I requested one for Brevard Road a few months ago and was shocked to learn that there are approximately 8,685 vehicles/day and that the 85th percentile was 37 mph. By my reckoning, that means there were about 579 cars/day (or 15 percent) clearly exceeding the posted speed limit of 30 mph. My internal Doppler isn’t all that accurate, but I suspect that many of these vehicles are in excess of 45-50 mph.
Many of the speeders are city vehicles (recycle trucks and ART buses). The “Slow Down Asheville” placards dozens of neighbors put on Brevard Road I think encouraged the less conscientious drivers to actually speed up. I see most of them are gone now.
It was encouraging to note the APD public information officer’s response to Mr. Howard’s letter to the editor saying that the Asheville Police Department is first of all responsible for traffic enforcement along Brevard Road and routinely provides police services to our neighborhood. But in the nearly three years since moving to Brevard Road, I have never seen a single enforcement action taken against speeders. Also, I suspect that many of the drivers on Brevard Road after a big night on Haywood Road may be over the legal limit.
One other point: Siri tells me that an 18-wheeled truck without the trailer weighs around 20,000 pounds. At the bottom of Brevard Road near I-240, there is a sign that clearly states that trucks over 13,000 pounds are not allowed. Yet, I see or feel them shake my house, almost every day.

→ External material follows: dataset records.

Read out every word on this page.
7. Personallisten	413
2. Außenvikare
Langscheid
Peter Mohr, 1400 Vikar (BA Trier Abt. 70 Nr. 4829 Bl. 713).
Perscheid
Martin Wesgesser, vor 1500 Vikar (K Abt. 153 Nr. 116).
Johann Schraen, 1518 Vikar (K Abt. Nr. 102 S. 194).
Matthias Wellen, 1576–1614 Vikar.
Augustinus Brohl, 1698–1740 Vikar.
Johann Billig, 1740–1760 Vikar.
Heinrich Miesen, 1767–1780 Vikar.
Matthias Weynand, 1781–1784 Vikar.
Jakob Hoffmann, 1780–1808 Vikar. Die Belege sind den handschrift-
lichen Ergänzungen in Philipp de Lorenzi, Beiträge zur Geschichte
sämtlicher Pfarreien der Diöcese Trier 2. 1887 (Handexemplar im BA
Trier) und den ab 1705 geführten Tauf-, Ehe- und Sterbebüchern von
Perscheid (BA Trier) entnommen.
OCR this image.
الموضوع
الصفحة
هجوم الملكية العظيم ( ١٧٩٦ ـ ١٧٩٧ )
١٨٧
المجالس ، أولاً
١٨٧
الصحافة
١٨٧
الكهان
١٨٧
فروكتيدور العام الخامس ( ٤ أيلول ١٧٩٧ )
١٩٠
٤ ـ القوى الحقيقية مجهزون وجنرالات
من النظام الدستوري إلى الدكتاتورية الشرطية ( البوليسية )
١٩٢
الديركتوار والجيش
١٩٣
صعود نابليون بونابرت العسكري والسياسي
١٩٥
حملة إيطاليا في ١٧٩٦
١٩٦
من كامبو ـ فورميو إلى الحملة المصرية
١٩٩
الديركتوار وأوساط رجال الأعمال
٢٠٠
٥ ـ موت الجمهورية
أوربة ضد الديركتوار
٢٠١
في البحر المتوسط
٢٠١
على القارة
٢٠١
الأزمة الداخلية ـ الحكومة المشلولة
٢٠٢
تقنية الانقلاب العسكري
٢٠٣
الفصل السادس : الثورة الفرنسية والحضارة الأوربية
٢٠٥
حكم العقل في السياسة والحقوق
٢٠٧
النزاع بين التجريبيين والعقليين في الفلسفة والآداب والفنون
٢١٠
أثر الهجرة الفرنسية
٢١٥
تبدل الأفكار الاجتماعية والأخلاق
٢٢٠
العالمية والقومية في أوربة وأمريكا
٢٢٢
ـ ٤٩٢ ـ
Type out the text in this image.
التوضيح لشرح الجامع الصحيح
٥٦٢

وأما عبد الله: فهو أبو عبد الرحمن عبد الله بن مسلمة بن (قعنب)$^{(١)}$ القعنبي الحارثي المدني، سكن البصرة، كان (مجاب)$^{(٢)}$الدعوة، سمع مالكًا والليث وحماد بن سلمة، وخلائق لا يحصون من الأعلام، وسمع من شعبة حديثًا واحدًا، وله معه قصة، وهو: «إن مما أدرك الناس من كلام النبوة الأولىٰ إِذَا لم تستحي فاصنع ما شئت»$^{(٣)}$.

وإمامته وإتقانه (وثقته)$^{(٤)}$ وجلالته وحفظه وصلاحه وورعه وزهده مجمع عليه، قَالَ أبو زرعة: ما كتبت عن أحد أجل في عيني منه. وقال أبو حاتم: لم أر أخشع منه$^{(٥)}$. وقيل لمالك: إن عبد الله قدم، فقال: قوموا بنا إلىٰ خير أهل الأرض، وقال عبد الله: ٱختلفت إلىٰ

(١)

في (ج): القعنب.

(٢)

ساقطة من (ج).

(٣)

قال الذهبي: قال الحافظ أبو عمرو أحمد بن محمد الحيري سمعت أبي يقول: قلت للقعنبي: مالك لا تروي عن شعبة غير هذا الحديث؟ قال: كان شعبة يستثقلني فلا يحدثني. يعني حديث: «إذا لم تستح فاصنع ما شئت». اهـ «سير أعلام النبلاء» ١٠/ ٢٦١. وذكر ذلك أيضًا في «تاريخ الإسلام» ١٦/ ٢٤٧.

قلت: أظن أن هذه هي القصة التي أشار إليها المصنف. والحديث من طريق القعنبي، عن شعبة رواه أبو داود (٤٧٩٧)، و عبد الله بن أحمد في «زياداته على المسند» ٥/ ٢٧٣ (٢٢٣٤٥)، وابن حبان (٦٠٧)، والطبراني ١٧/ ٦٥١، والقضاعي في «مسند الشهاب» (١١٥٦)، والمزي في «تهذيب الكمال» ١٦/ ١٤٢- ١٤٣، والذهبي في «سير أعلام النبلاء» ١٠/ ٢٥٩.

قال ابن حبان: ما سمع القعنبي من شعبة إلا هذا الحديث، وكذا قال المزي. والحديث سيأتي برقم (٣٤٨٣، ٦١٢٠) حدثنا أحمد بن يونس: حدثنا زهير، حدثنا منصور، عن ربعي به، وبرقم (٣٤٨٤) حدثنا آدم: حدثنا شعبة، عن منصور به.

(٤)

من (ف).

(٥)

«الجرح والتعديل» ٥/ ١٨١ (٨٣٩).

Stoplights or speed bumps along Brevard Road are probably not an option. I can appreciate and respect rapid emergency response; these EMTs are doing a great job. However, our rapid-response vehicles frequently use Haywood Road to access I-240 as well, and there are five stoplights from the fire station on Haywood to I-240 (Vermont, Brevard, Louisiana, State and the light, or two lights if you’re going westbound, at I-240). There are a lot of things that don’t make sense these days, but is this argument appropriate? Why does an EMT vehicle negotiate five stoplights along a business corridor versus Brevard Road within one of Asheville’s neighborhoods and no stoplights?
It’s the 21st century — perhaps an option is the installation of a speed camera near Davenport Road (straight stretch of Brevard Road) or at least a flashing sign that records your speed limit (similar to the one at the Asheville airport). I would hope that if a driver saw that he/she was going 50 mph in a 25 mph school zone (at Francine Delany) it would at least get their attention.